All together, your 3 functions for success:

Here is all the steps we took, compiled into 3 functions with some additional error handling:

function uuidToBytes(uuid) {
  let bytes = [];
  uuid.replace(/[a-fA-F0-9]{2}/g, function(hex){ bytes.push(parseInt(hex, 16)) });
  return bytes;
}
function stringToBytes(str) {
  let bytes = new Array(str.length);
  for(let i = 0; i < str.length; i++){bytes[i] = str.charCodeAt(i);}
  return bytes;
}
function v5(name, namespace) {
  if(typeof name === 'string') name = stringToBytes(name);
  if(typeof namespace === 'string') namespace = uuidToBytes(namespace);
  if(!Array.isArray(name)) throw TypeError('name must be an array of bytes');
  if(!Array.isArray(namespace) || namespace.length !== 16) throw TypeError('namespace must be uuid string or an Array of 16 byte values');
  return crypto.subtle.digest( 'SHA-1', new Uint8Array(namespace.concat(name)) ).then( hash => {
    let bytes = Array.from(new Uint8Array(hash, 0, 16));
    bytes[6] = (bytes[6] & 0x0f) | 0x50;
    bytes[8] = (bytes[8] & 0x3f) | 0x80;
    let uuidS = bytes.map(v => v.toString(16).padStart(2,'0')).join('');
    uuidS = `${uuidS.substring(0,8)}-${uuidS.substring(8,12)}-${uuidS.substring(12,16)}-${uuidS.substring(16,20)}-${uuidS.substring(20)}`;
    return uuidS;
  }).catch(e=>console.error(e));
}

Note that because crypto returns a Promise, I used the then syntax to do the next steps and return the final result. To use the code, you just need to paste the previous functions somewhere and call

v5('media.example.com/feed.xml','ead4c236-bf58-58c6-a2c6-a6b28d128cb6').then(res=>{ })
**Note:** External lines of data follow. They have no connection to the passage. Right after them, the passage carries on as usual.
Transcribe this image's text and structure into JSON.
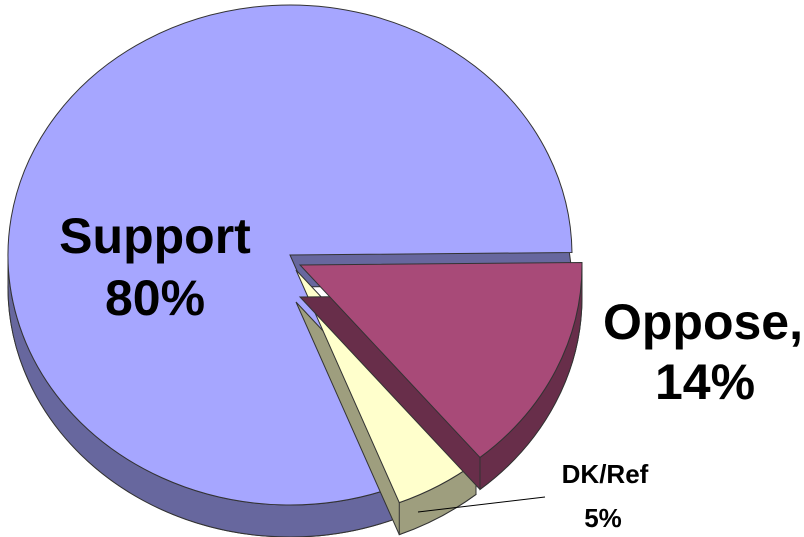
{
  "chart_data": {
    "type": "pie",
    "categories": [
      "Support",
      "Oppose,",
      "DK/Ref"
    ],
    "values": [
      80,
      14,
      5
    ],
    "value_labels": [
      "80%",
      "14%",
      "5%"
    ],
    "colors": [
      "#a6a6ff",
      "#a84a78",
      "#ffffcc"
    ]
  }
}
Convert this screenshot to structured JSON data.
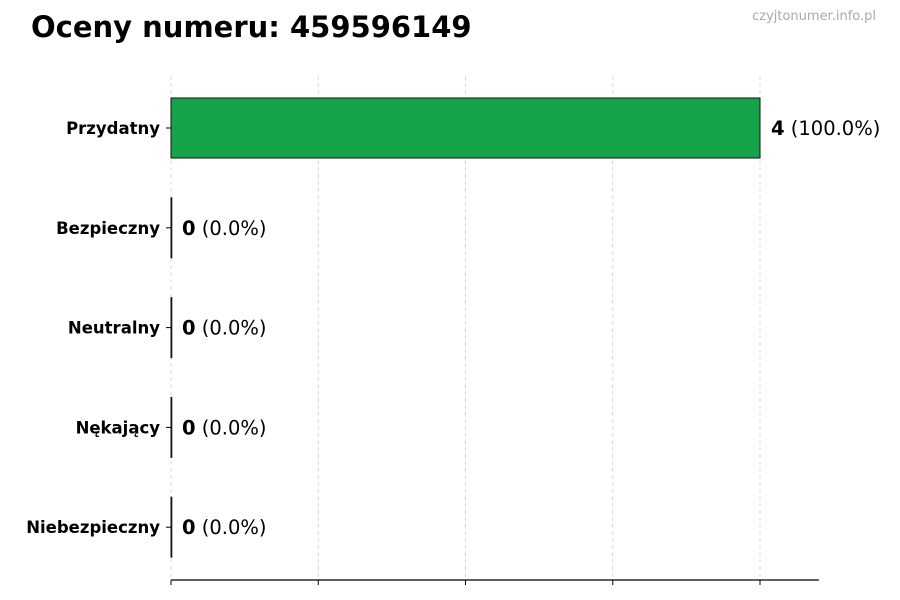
{
  "chart_data": {
    "type": "bar",
    "orientation": "horizontal",
    "title": "Oceny numeru: 459596149",
    "watermark": "czyjtonumer.info.pl",
    "categories": [
      "Przydatny",
      "Bezpieczny",
      "Neutralny",
      "Nękający",
      "Niebezpieczny"
    ],
    "values": [
      4,
      0,
      0,
      0,
      0
    ],
    "data_labels": [
      {
        "count": "4",
        "percent": "(100.0%)"
      },
      {
        "count": "0",
        "percent": "(0.0%)"
      },
      {
        "count": "0",
        "percent": "(0.0%)"
      },
      {
        "count": "0",
        "percent": "(0.0%)"
      },
      {
        "count": "0",
        "percent": "(0.0%)"
      }
    ],
    "bar_color": "#16a34a",
    "xlim": [
      0,
      4.4
    ],
    "x_grid_ticks": [
      0,
      1,
      2,
      3,
      4
    ],
    "grid": true,
    "xlabel": "",
    "ylabel": ""
  }
}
and the string will be available inside the the then() statement as res. There's also async/await syntax, so use whatever you prefer.
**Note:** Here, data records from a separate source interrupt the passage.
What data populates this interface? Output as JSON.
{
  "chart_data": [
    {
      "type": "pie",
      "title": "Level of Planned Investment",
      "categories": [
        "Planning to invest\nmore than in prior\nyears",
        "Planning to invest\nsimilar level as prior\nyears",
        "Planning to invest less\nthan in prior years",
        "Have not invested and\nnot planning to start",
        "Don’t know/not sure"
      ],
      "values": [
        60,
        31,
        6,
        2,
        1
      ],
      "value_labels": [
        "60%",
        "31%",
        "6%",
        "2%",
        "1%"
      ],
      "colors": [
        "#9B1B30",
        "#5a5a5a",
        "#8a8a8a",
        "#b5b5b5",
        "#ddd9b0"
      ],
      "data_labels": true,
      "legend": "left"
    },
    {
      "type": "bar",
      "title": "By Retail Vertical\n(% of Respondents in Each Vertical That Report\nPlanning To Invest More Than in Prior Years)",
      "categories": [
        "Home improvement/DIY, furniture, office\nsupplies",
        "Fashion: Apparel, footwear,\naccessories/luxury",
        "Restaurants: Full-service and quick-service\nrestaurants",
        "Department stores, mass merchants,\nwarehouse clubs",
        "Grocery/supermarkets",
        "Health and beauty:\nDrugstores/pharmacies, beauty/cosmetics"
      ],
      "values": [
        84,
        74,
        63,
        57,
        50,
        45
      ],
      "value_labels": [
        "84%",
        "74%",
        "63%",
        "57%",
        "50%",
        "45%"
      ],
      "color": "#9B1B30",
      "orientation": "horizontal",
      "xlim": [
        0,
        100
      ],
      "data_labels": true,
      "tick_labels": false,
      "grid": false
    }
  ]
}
You can check it yourself, but both this code and the online tools mentioned return a5de3ad2-5d30-5c05-aa56-30c24b857264 for our example inputs. You can use this to check your implementation is working right!

This topic touched on many fields and techniques in programming, so I hope you found this interesting or useful in some way. Thanks for reading!